2. The negligence charged against the defendant was a failure to observe the blow-post law, and running the eats, in approaching and passing over the crossing, at a high and dangerous rate of speed. After charging that the burden of proof was upon the plaintiff to establish by a preponderance of evidence that, he was injured as described in the declaration; that the road upon which- he was traveling at the time he was injured was a public road; that the defendants failed to observe the blow-post statute; that the engine and train ran over the crossing at a high and dangerous rate of speed of about forty miles per hour, — the court instructed the jury as follows: “In this connection, the law is that if the plaintiff has sustained his allegations that he was injured by the running of the cars or train of the defendant company, then the law would raise a presumption against the defendant company, and against the defendant J. L. Latimer, that they were negligent, and the burden would be upon the defendants to show, either that they were not negligent in so far as the particulars charged, against them are concerned, or else that the plaintiff by the exercise of ordinary care on his part could have avoided the consequences to himself of the defendants’ negligence, if that appears.” Proof of the allegation, that the plaintiff was without fault and was injured by the conduct of the engineer in running the train over the crossing at a high and dangerous rate of speed, even though the crossing may not liave been a public-road crossing, might make a case against the railroad company, by force of Civil Code, § 2321, which raises a prosumption of negligence against the railroad company upon such proof. But this section is not applicable to a servant of the company. Southern Ry. Co. v. Cash, 131 Ga. 537 (62 S. E. 823). It was therefore error to instruct the jury in the language of the excerpt to which exception is taken.

3. After charging the jury that the law requires of the plaintiff the exercise of ordinary care to protect himself against the consequences of any negligence that may have existed on the part of the defendant, otherwise he would not be entitled to recover, the court charged as follows, “Now, this rule means that he is not required to exercise ordinary care to protect himself against any negligence of the defendants until such negligence arises, ox is impending over himself; such negligence as a reasonable man in the situation he was placed ought to have apprehended.” This excerpt from the charge does not accurately state the rule of law, but, when considered in connection with its context, would not require a new trial.

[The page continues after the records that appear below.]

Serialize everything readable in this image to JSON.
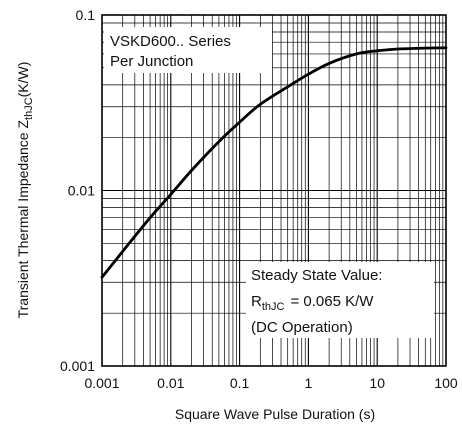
{
  "chart_data": {
    "type": "line",
    "title": "",
    "xlabel": "Square Wave Pulse Duration (s)",
    "ylabel": {
      "main": "Transient Thermal Impedance Z",
      "sub": "thJC",
      "unit": "(K/W)"
    },
    "x_scale": "log",
    "y_scale": "log",
    "xlim": [
      0.001,
      100
    ],
    "ylim": [
      0.001,
      0.1
    ],
    "grid": true,
    "x_ticks": [
      {
        "value": 0.001,
        "label": "0.001"
      },
      {
        "value": 0.01,
        "label": "0.01"
      },
      {
        "value": 0.1,
        "label": "0.1"
      },
      {
        "value": 1,
        "label": "1"
      },
      {
        "value": 10,
        "label": "10"
      },
      {
        "value": 100,
        "label": "100"
      }
    ],
    "y_ticks": [
      {
        "value": 0.001,
        "label": "0.001"
      },
      {
        "value": 0.01,
        "label": "0.01"
      },
      {
        "value": 0.1,
        "label": "0.1"
      }
    ],
    "series": [
      {
        "x": [
          0.001,
          0.002,
          0.005,
          0.01,
          0.02,
          0.05,
          0.1,
          0.2,
          0.5,
          1,
          2,
          5,
          10,
          20,
          50,
          100
        ],
        "y": [
          0.0032,
          0.0045,
          0.007,
          0.0095,
          0.013,
          0.019,
          0.0245,
          0.031,
          0.039,
          0.046,
          0.053,
          0.06,
          0.0625,
          0.064,
          0.0648,
          0.065
        ],
        "color": "#000000"
      }
    ],
    "annotations": {
      "series_note": {
        "line1": "VSKD600.. Series",
        "line2": "Per Junction"
      },
      "steady_state": {
        "line1": "Steady State Value:",
        "r_main": "R",
        "r_sub": "thJC",
        "r_value": "= 0.065 K/W",
        "line3": "(DC Operation)"
      }
    }
  }
}
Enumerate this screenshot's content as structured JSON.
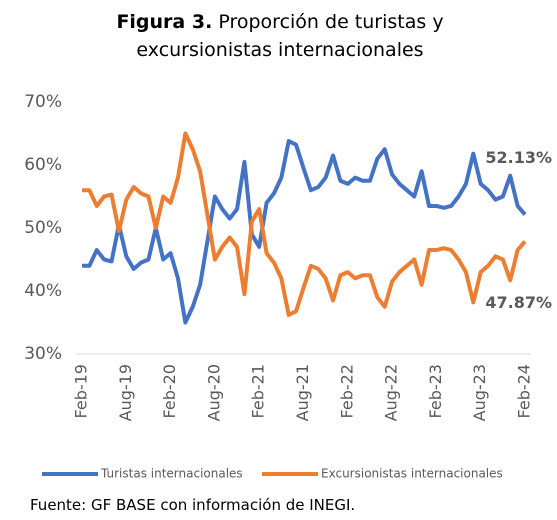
{
  "chart_data": {
    "type": "line",
    "title_label": "Figura 3.",
    "title": "Proporción de turistas y excursionistas internacionales",
    "source": "Fuente: GF BASE con información de INEGI.",
    "categories": [
      "Feb-19",
      null,
      null,
      null,
      null,
      null,
      "Aug-19",
      null,
      null,
      null,
      null,
      null,
      "Feb-20",
      null,
      null,
      null,
      null,
      null,
      "Aug-20",
      null,
      null,
      null,
      null,
      null,
      "Feb-21",
      null,
      null,
      null,
      null,
      null,
      "Aug-21",
      null,
      null,
      null,
      null,
      null,
      "Feb-22",
      null,
      null,
      null,
      null,
      null,
      "Aug-22",
      null,
      null,
      null,
      null,
      null,
      "Feb-23",
      null,
      null,
      null,
      null,
      null,
      "Aug-23",
      null,
      null,
      null,
      null,
      null,
      "Feb-24"
    ],
    "series": [
      {
        "name": "Turistas internacionales",
        "color": "#4472c4",
        "values": [
          44,
          44,
          46.5,
          45,
          44.7,
          50.5,
          45.5,
          43.5,
          44.5,
          45,
          50,
          45,
          46,
          42,
          35,
          37.5,
          41,
          48,
          55,
          53,
          51.5,
          53,
          60.5,
          49,
          47,
          54,
          55.5,
          58,
          63.8,
          63.2,
          59.5,
          56,
          56.5,
          58,
          61.5,
          57.5,
          57,
          58,
          57.5,
          57.5,
          61,
          62.5,
          58.5,
          57,
          56,
          55,
          59,
          53.5,
          53.5,
          53.2,
          53.5,
          55,
          57,
          61.8,
          57,
          56,
          54.5,
          55,
          58.3,
          53.5,
          52.13
        ],
        "value_labels": [
          null,
          null,
          null,
          null,
          null,
          null,
          null,
          null,
          null,
          null,
          null,
          null,
          null,
          null,
          null,
          null,
          null,
          null,
          null,
          null,
          null,
          null,
          null,
          null,
          null,
          null,
          null,
          null,
          null,
          null,
          null,
          null,
          null,
          null,
          null,
          null,
          null,
          null,
          null,
          null,
          null,
          null,
          null,
          null,
          null,
          null,
          null,
          null,
          null,
          null,
          null,
          null,
          null,
          null,
          null,
          null,
          null,
          null,
          null,
          null,
          "52.13%"
        ]
      },
      {
        "name": "Excursionistas internacionales",
        "color": "#ed7d31",
        "values": [
          56,
          56,
          53.5,
          55,
          55.3,
          49.5,
          54.5,
          56.5,
          55.5,
          55,
          50,
          55,
          54,
          58,
          65,
          62.5,
          59,
          52,
          45,
          47,
          48.5,
          47,
          39.5,
          51,
          53,
          46,
          44.5,
          42,
          36.2,
          36.8,
          40.5,
          44,
          43.5,
          42,
          38.5,
          42.5,
          43,
          42,
          42.5,
          42.5,
          39,
          37.5,
          41.5,
          43,
          44,
          45,
          41,
          46.5,
          46.5,
          46.8,
          46.5,
          45,
          43,
          38.2,
          43,
          44,
          45.5,
          45,
          41.7,
          46.5,
          47.87
        ],
        "value_labels": [
          null,
          null,
          null,
          null,
          null,
          null,
          null,
          null,
          null,
          null,
          null,
          null,
          null,
          null,
          null,
          null,
          null,
          null,
          null,
          null,
          null,
          null,
          null,
          null,
          null,
          null,
          null,
          null,
          null,
          null,
          null,
          null,
          null,
          null,
          null,
          null,
          null,
          null,
          null,
          null,
          null,
          null,
          null,
          null,
          null,
          null,
          null,
          null,
          null,
          null,
          null,
          null,
          null,
          null,
          null,
          null,
          null,
          null,
          null,
          null,
          "47.87%"
        ]
      }
    ],
    "ylim": [
      30,
      70
    ],
    "yticks": [
      {
        "value": 30,
        "label": "30%"
      },
      {
        "value": 40,
        "label": "40%"
      },
      {
        "value": 50,
        "label": "50%"
      },
      {
        "value": 60,
        "label": "60%"
      },
      {
        "value": 70,
        "label": "70%"
      }
    ],
    "legend": "bottom"
  }
}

The court charged the jury that he was bound to exercise ordinary care in approaching the track, and if he failed to exercise this care he could not recover; and with respect to the phase of the case as to whether or not the plaintiff, after reaching and just before going on the track, exercised the proper care, the court gave the charge complained of, which, when considered in connection with its context, in effect states the principle enunciated in the case of Comer v. Barfield, 102 Ga. 485 (31 S. E. 89), that though a traveler upon a public highway, in approaching a railroad crossing, is bound to exercise ordinary care for his protection, yet, although he may not have observed that amount of care and diligence which would be exercised under like circumstances by an ordinarily prudent person, he is not necessarily precluded from recovering for injuries. to his person, received on the crossing, if, after it is apparent that the engineer _ of the company is disobeying the provisions of § 2222 of the Civil Code, he then exercises ordinary care and diligence in endeavoring to escape the consequences of the company’s negligence.

4. The rulings announced in headnotes 4 and 5 do not require discussion. Other than as indicated there was no error in the charges complained of.

Judgment reversed.

Beck, J., absent. The other Justices concur.